Wie funktioniert das?
Bei einer Limit-Order legst du eine Preisgrenze fest:
- Kauflimit: Du willst nur kaufen, wenn der Kurs maximal X € beträgt
- Verkaufslimit: Du willst nur verkaufen, wenn der Kurs mindestens X € erreicht
Beispiele:
- Du setzt eine Kauflimit-Order für eine Aktie bei 45 € → wird nur ausgeführt, wenn der Kurs auf 45 € oder darunter fällt
- Du setzt eine Verkaufslimit-Order bei 60 € → wird nur ausgeführt, wenn der Kurs auf 60 € oder höher steigt
Limit-Order vs.
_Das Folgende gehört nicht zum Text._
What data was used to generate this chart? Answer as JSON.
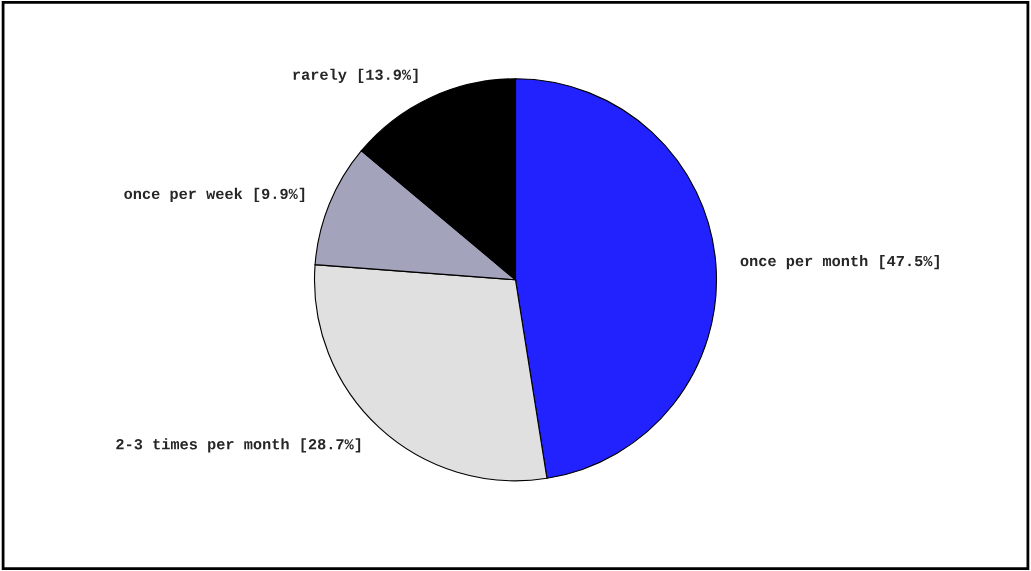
{
  "chart_data": {
    "type": "pie",
    "categories": [
      "once per month",
      "2-3 times per month",
      "once per week",
      "rarely"
    ],
    "values": [
      47.5,
      28.7,
      9.9,
      13.9
    ],
    "value_labels": [
      "[47.5%]",
      "[28.7%]",
      "[9.9%]",
      "[13.9%]"
    ],
    "colors": [
      "#2222ff",
      "#e0e0e0",
      "#a3a3bb",
      "#000000"
    ],
    "legend": false
  }
}
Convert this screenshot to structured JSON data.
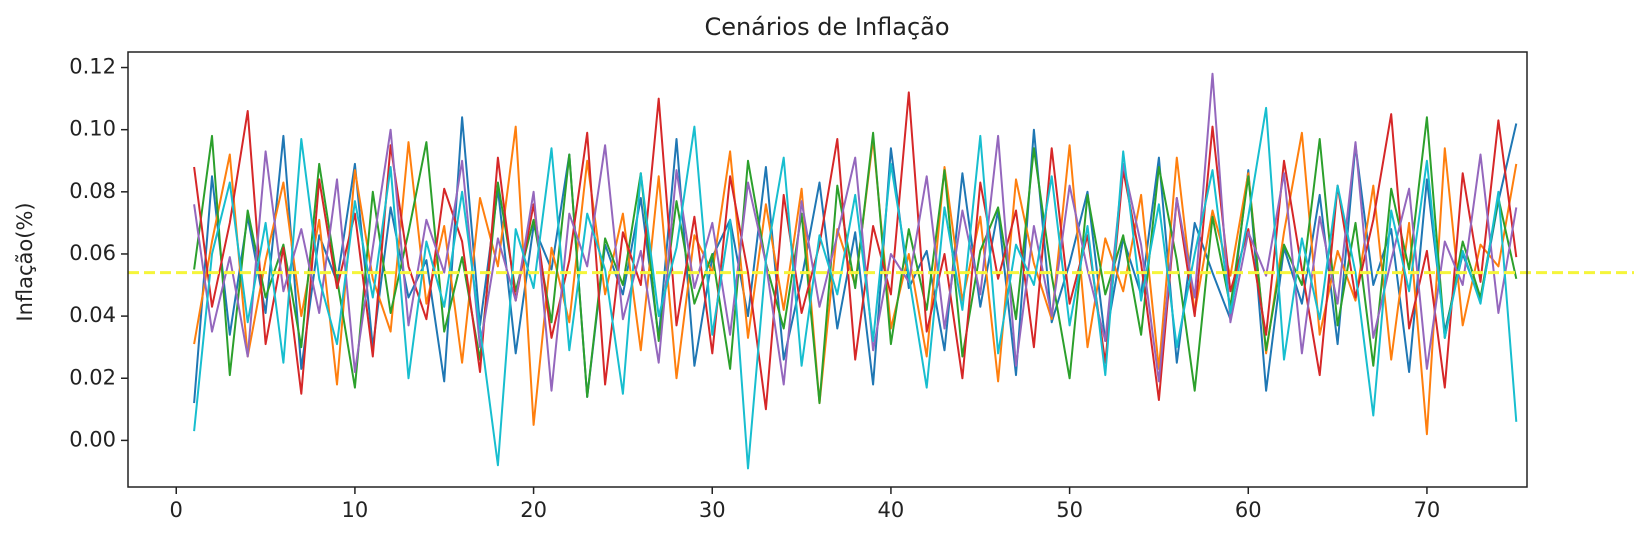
{
  "chart_data": {
    "type": "line",
    "title": "Cenários de Inflação",
    "y_label": "Inflação(%)",
    "x": [
      1,
      2,
      3,
      4,
      5,
      6,
      7,
      8,
      9,
      10,
      11,
      12,
      13,
      14,
      15,
      16,
      17,
      18,
      19,
      20,
      21,
      22,
      23,
      24,
      25,
      26,
      27,
      28,
      29,
      30,
      31,
      32,
      33,
      34,
      35,
      36,
      37,
      38,
      39,
      40,
      41,
      42,
      43,
      44,
      45,
      46,
      47,
      48,
      49,
      50,
      51,
      52,
      53,
      54,
      55,
      56,
      57,
      58,
      59,
      60,
      61,
      62,
      63,
      64,
      65,
      66,
      67,
      68,
      69,
      70,
      71,
      72,
      73,
      74,
      75
    ],
    "xlim": [
      -2.7,
      75.6
    ],
    "xticks": [
      0,
      10,
      20,
      30,
      40,
      50,
      60,
      70
    ],
    "ylim": [
      -0.015,
      0.125
    ],
    "yticks": [
      {
        "value": 0,
        "label": "0.00"
      },
      0.02,
      0.04,
      0.06,
      0.08,
      {
        "value": 0.1,
        "label": "0.10"
      },
      0.12
    ],
    "grid": false,
    "reference_line": {
      "value": 0.054,
      "color": "#f5f53a",
      "style": "dashed"
    },
    "series": [
      {
        "color": "#1f77b4",
        "values": [
          0.012,
          0.085,
          0.034,
          0.072,
          0.041,
          0.098,
          0.023,
          0.066,
          0.051,
          0.089,
          0.03,
          0.075,
          0.046,
          0.058,
          0.019,
          0.104,
          0.037,
          0.081,
          0.028,
          0.069,
          0.055,
          0.092,
          0.014,
          0.063,
          0.047,
          0.078,
          0.033,
          0.097,
          0.024,
          0.059,
          0.071,
          0.04,
          0.088,
          0.026,
          0.052,
          0.083,
          0.036,
          0.067,
          0.018,
          0.094,
          0.049,
          0.061,
          0.029,
          0.086,
          0.043,
          0.074,
          0.021,
          0.1,
          0.038,
          0.057,
          0.08,
          0.032,
          0.065,
          0.047,
          0.091,
          0.025,
          0.07,
          0.054,
          0.039,
          0.087,
          0.016,
          0.062,
          0.044,
          0.079,
          0.031,
          0.095,
          0.05,
          0.068,
          0.022,
          0.084,
          0.035,
          0.06,
          0.045,
          0.077,
          0.102
        ]
      },
      {
        "color": "#ff7f0e",
        "values": [
          0.031,
          0.064,
          0.092,
          0.027,
          0.058,
          0.083,
          0.04,
          0.071,
          0.018,
          0.087,
          0.052,
          0.035,
          0.096,
          0.044,
          0.069,
          0.025,
          0.078,
          0.056,
          0.101,
          0.005,
          0.062,
          0.038,
          0.09,
          0.047,
          0.073,
          0.029,
          0.085,
          0.02,
          0.066,
          0.054,
          0.093,
          0.033,
          0.076,
          0.042,
          0.081,
          0.012,
          0.068,
          0.05,
          0.097,
          0.036,
          0.06,
          0.027,
          0.088,
          0.045,
          0.072,
          0.019,
          0.084,
          0.057,
          0.039,
          0.095,
          0.03,
          0.065,
          0.048,
          0.079,
          0.023,
          0.091,
          0.041,
          0.074,
          0.053,
          0.086,
          0.028,
          0.067,
          0.099,
          0.034,
          0.061,
          0.045,
          0.082,
          0.026,
          0.07,
          0.002,
          0.094,
          0.037,
          0.063,
          0.056,
          0.089
        ]
      },
      {
        "color": "#2ca02c",
        "values": [
          0.055,
          0.098,
          0.021,
          0.074,
          0.046,
          0.063,
          0.03,
          0.089,
          0.052,
          0.017,
          0.08,
          0.041,
          0.067,
          0.096,
          0.035,
          0.059,
          0.026,
          0.083,
          0.048,
          0.071,
          0.038,
          0.092,
          0.014,
          0.065,
          0.05,
          0.086,
          0.032,
          0.077,
          0.044,
          0.06,
          0.023,
          0.09,
          0.057,
          0.036,
          0.073,
          0.012,
          0.082,
          0.049,
          0.099,
          0.031,
          0.068,
          0.042,
          0.087,
          0.027,
          0.061,
          0.075,
          0.039,
          0.094,
          0.053,
          0.02,
          0.079,
          0.047,
          0.066,
          0.034,
          0.088,
          0.058,
          0.016,
          0.072,
          0.043,
          0.085,
          0.029,
          0.063,
          0.05,
          0.097,
          0.037,
          0.07,
          0.024,
          0.081,
          0.055,
          0.104,
          0.033,
          0.064,
          0.046,
          0.078,
          0.052
        ]
      },
      {
        "color": "#d62728",
        "values": [
          0.088,
          0.043,
          0.07,
          0.106,
          0.031,
          0.062,
          0.015,
          0.084,
          0.049,
          0.073,
          0.027,
          0.095,
          0.056,
          0.039,
          0.081,
          0.064,
          0.022,
          0.091,
          0.045,
          0.076,
          0.033,
          0.058,
          0.099,
          0.018,
          0.067,
          0.05,
          0.11,
          0.037,
          0.072,
          0.028,
          0.085,
          0.054,
          0.01,
          0.079,
          0.041,
          0.063,
          0.097,
          0.026,
          0.069,
          0.047,
          0.112,
          0.035,
          0.06,
          0.02,
          0.083,
          0.052,
          0.074,
          0.03,
          0.094,
          0.044,
          0.066,
          0.025,
          0.087,
          0.057,
          0.013,
          0.078,
          0.04,
          0.101,
          0.048,
          0.068,
          0.034,
          0.09,
          0.055,
          0.021,
          0.082,
          0.046,
          0.071,
          0.105,
          0.036,
          0.061,
          0.017,
          0.086,
          0.051,
          0.103,
          0.059
        ]
      },
      {
        "color": "#9467bd",
        "values": [
          0.076,
          0.035,
          0.059,
          0.027,
          0.093,
          0.048,
          0.068,
          0.041,
          0.084,
          0.022,
          0.062,
          0.1,
          0.037,
          0.071,
          0.054,
          0.09,
          0.03,
          0.065,
          0.045,
          0.08,
          0.016,
          0.073,
          0.056,
          0.095,
          0.039,
          0.061,
          0.025,
          0.087,
          0.049,
          0.07,
          0.034,
          0.083,
          0.057,
          0.018,
          0.077,
          0.043,
          0.066,
          0.091,
          0.029,
          0.06,
          0.051,
          0.085,
          0.036,
          0.074,
          0.047,
          0.098,
          0.024,
          0.069,
          0.04,
          0.082,
          0.055,
          0.032,
          0.089,
          0.063,
          0.019,
          0.078,
          0.046,
          0.118,
          0.038,
          0.067,
          0.053,
          0.086,
          0.028,
          0.072,
          0.044,
          0.096,
          0.033,
          0.058,
          0.081,
          0.023,
          0.064,
          0.05,
          0.092,
          0.041,
          0.075
        ]
      },
      {
        "color": "#17becf",
        "values": [
          0.003,
          0.06,
          0.083,
          0.038,
          0.07,
          0.025,
          0.097,
          0.052,
          0.031,
          0.077,
          0.046,
          0.088,
          0.02,
          0.064,
          0.043,
          0.08,
          0.036,
          -0.008,
          0.068,
          0.049,
          0.094,
          0.029,
          0.073,
          0.055,
          0.015,
          0.086,
          0.04,
          0.062,
          0.101,
          0.034,
          0.071,
          -0.009,
          0.058,
          0.091,
          0.024,
          0.066,
          0.047,
          0.079,
          0.032,
          0.089,
          0.053,
          0.017,
          0.075,
          0.042,
          0.098,
          0.028,
          0.063,
          0.05,
          0.085,
          0.037,
          0.069,
          0.021,
          0.093,
          0.045,
          0.076,
          0.03,
          0.06,
          0.087,
          0.041,
          0.072,
          0.107,
          0.026,
          0.065,
          0.039,
          0.082,
          0.054,
          0.008,
          0.074,
          0.048,
          0.09,
          0.033,
          0.061,
          0.044,
          0.08,
          0.006
        ]
      }
    ]
  }
}
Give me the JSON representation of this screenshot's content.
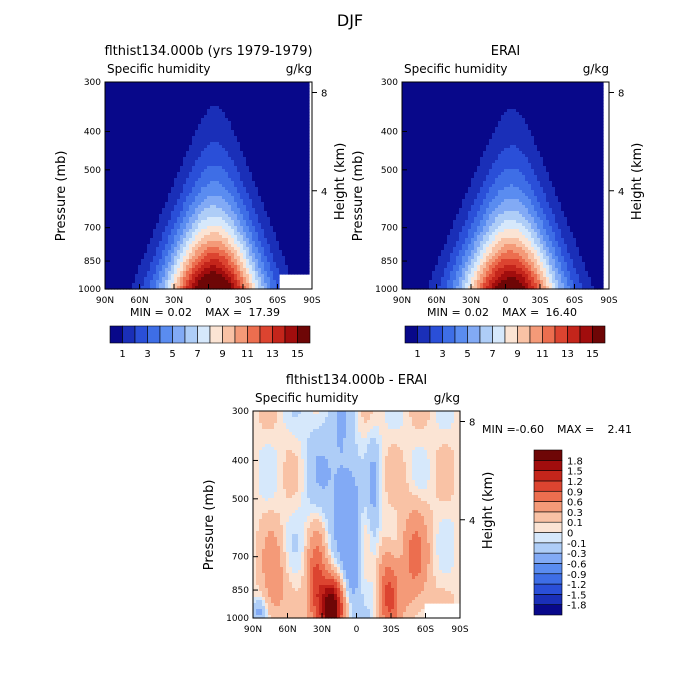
{
  "figure_title": "DJF",
  "chart_data": [
    {
      "type": "contour",
      "title": "flthist134.000b (yrs 1979-1979)",
      "left_string": "Specific humidity",
      "right_string": "g/kg",
      "ylabel": "Pressure (mb)",
      "ylabel_right": "Height (km)",
      "x_ticks": [
        "90N",
        "60N",
        "30N",
        "0",
        "30S",
        "60S",
        "90S"
      ],
      "y_ticks": [
        "300",
        "400",
        "500",
        "700",
        "850",
        "1000"
      ],
      "y_ticks_right": [
        "8",
        "4"
      ],
      "stats": {
        "min_label": "MIN =",
        "min": "0.02",
        "max_label": "MAX =",
        "max": "17.39"
      },
      "field": {
        "kind": "humidity",
        "peak_lat": -4,
        "peak_value": 17.39,
        "spread_lat": 34,
        "top_lat": -6,
        "min_value": 0.02,
        "blank_regions": [
          {
            "lat_from": -61,
            "lat_to": -90,
            "p_from": 920,
            "p_to": 1000
          },
          {
            "lat_from": -88,
            "lat_to": -90,
            "p_from": 300,
            "p_to": 1000
          }
        ]
      },
      "colorbar": {
        "orientation": "horizontal",
        "levels": [
          1,
          2,
          3,
          4,
          5,
          6,
          7,
          8,
          9,
          10,
          11,
          12,
          13,
          14,
          15
        ],
        "labels": [
          "1",
          "3",
          "5",
          "7",
          "9",
          "11",
          "13",
          "15"
        ]
      }
    },
    {
      "type": "contour",
      "title": "ERAI",
      "left_string": "Specific humidity",
      "right_string": "g/kg",
      "ylabel": "Pressure (mb)",
      "ylabel_right": "Height (km)",
      "x_ticks": [
        "90N",
        "60N",
        "30N",
        "0",
        "30S",
        "60S",
        "90S"
      ],
      "y_ticks": [
        "300",
        "400",
        "500",
        "700",
        "850",
        "1000"
      ],
      "y_ticks_right": [
        "8",
        "4"
      ],
      "stats": {
        "min_label": "MIN =",
        "min": "0.02",
        "max_label": "MAX =",
        "max": "16.40"
      },
      "field": {
        "kind": "humidity",
        "peak_lat": -4,
        "peak_value": 16.4,
        "spread_lat": 35,
        "top_lat": -6,
        "min_value": 0.02,
        "blank_regions": [
          {
            "lat_from": -86,
            "lat_to": -90,
            "p_from": 300,
            "p_to": 1000
          }
        ]
      },
      "colorbar": {
        "orientation": "horizontal",
        "levels": [
          1,
          2,
          3,
          4,
          5,
          6,
          7,
          8,
          9,
          10,
          11,
          12,
          13,
          14,
          15
        ],
        "labels": [
          "1",
          "3",
          "5",
          "7",
          "9",
          "11",
          "13",
          "15"
        ]
      }
    },
    {
      "type": "contour",
      "title": "flthist134.000b - ERAI",
      "left_string": "Specific humidity",
      "right_string": "g/kg",
      "ylabel": "Pressure (mb)",
      "ylabel_right": "Height (km)",
      "x_ticks": [
        "90N",
        "60N",
        "30N",
        "0",
        "30S",
        "60S",
        "90S"
      ],
      "y_ticks": [
        "300",
        "400",
        "500",
        "700",
        "850",
        "1000"
      ],
      "y_ticks_right": [
        "8",
        "4"
      ],
      "stats": {
        "min_label": "MIN =",
        "min": "-0.60",
        "max_label": "MAX =",
        "max": "2.41"
      },
      "field": {
        "kind": "difference",
        "min_value": -0.6,
        "max_value": 2.41,
        "blank_regions": [
          {
            "lat_from": -60,
            "lat_to": -90,
            "p_from": 920,
            "p_to": 1000
          }
        ]
      },
      "colorbar": {
        "orientation": "vertical",
        "levels": [
          -1.8,
          -1.5,
          -1.2,
          -0.9,
          -0.6,
          -0.3,
          -0.1,
          0,
          0.1,
          0.3,
          0.6,
          0.9,
          1.2,
          1.5,
          1.8
        ],
        "labels": [
          "-1.8",
          "-1.5",
          "-1.2",
          "-0.9",
          "-0.6",
          "-0.3",
          "-0.1",
          "0",
          "0.1",
          "0.3",
          "0.6",
          "0.9",
          "1.2",
          "1.5",
          "1.8"
        ]
      }
    }
  ],
  "colors": {
    "palette": [
      "#08088a",
      "#1a2fb8",
      "#2a4fd8",
      "#3e6ee6",
      "#5a8cf0",
      "#82aaf5",
      "#aecdf7",
      "#d6e8fb",
      "#fbe4d4",
      "#f9c2a5",
      "#f49a78",
      "#ec6e4f",
      "#dc4430",
      "#c4251b",
      "#a10d0d",
      "#6e0606"
    ]
  }
}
Market-Order: Der Unterschied
| Ordertyp | Preiskontrolle | Ausführungsgarantie | Risiko bei Volatilität |
|---|---|---|---|
| Market-Order | ❌ Keine | ✅ Hoch | ❌ Kurs kann stark schwanken |
| Limit-Order | ✅ Ja (fester Preis) | ❌ Nicht garantiert | ✅ Schutz vor Ausreißern |
Fazit: Mit einer Limit-Order bekommst du genau den Preis, den du willst – oder keinen Handel.
Vorteile
- ✅ Du kontrollierst den Preis deiner Transaktion
- ✅ Kein Risiko, „zu teuer“ zu kaufen oder „zu billig“ zu verkaufen
- ✅ Besonders nützlich in volatilen Märkten
- ✅ Vermeidet emotionale Entscheidungen bei Kursbewegungen
- ✅ Du kannst auch dann handeln, wenn du nicht live am Markt bist
Nachteile und Risiken
- ❌ Keine Ausführung, wenn der Kurs dein Limit nicht erreicht
- ❌ Limit-Order kann „liegen bleiben“ und nie greifen
- ❌ In extrem schnellen Märkten kann der Kurs das Limit überspringen
- ❌ Nicht immer sinnvoll bei hochliquiden Standardwerten mit engen Spreads
Wann ist es sinnvoll?
- Beim Handel mit kleineren oder weniger liquiden Aktien
- Wenn du nicht unter Zeitdruck handeln musst
- Bei geplanten Käufen auf Kursrücksetzer
- Zur Gewinnsicherung bei festem Kursziel
- Beim gezielten Abverkauf von Positionen ohne Kursstress
Für regelmäßiges Traden oder Sparpläne sind Market-Orders oft effizienter – für Einzelkäufe oder strategische Verkäufe ist die Limit-Order klar im Vorteil.
Fazit
Eine Limit-Order ist ein präzises Werkzeug, um Preisgrenzen zu setzen und ungewollte Transaktionen zu vermeiden. Sie eignet sich ideal für Anleger, die kontrolliert und risikobewusst handeln möchten – besonders bei volatilen Kursen oder selten gehandelten Werten.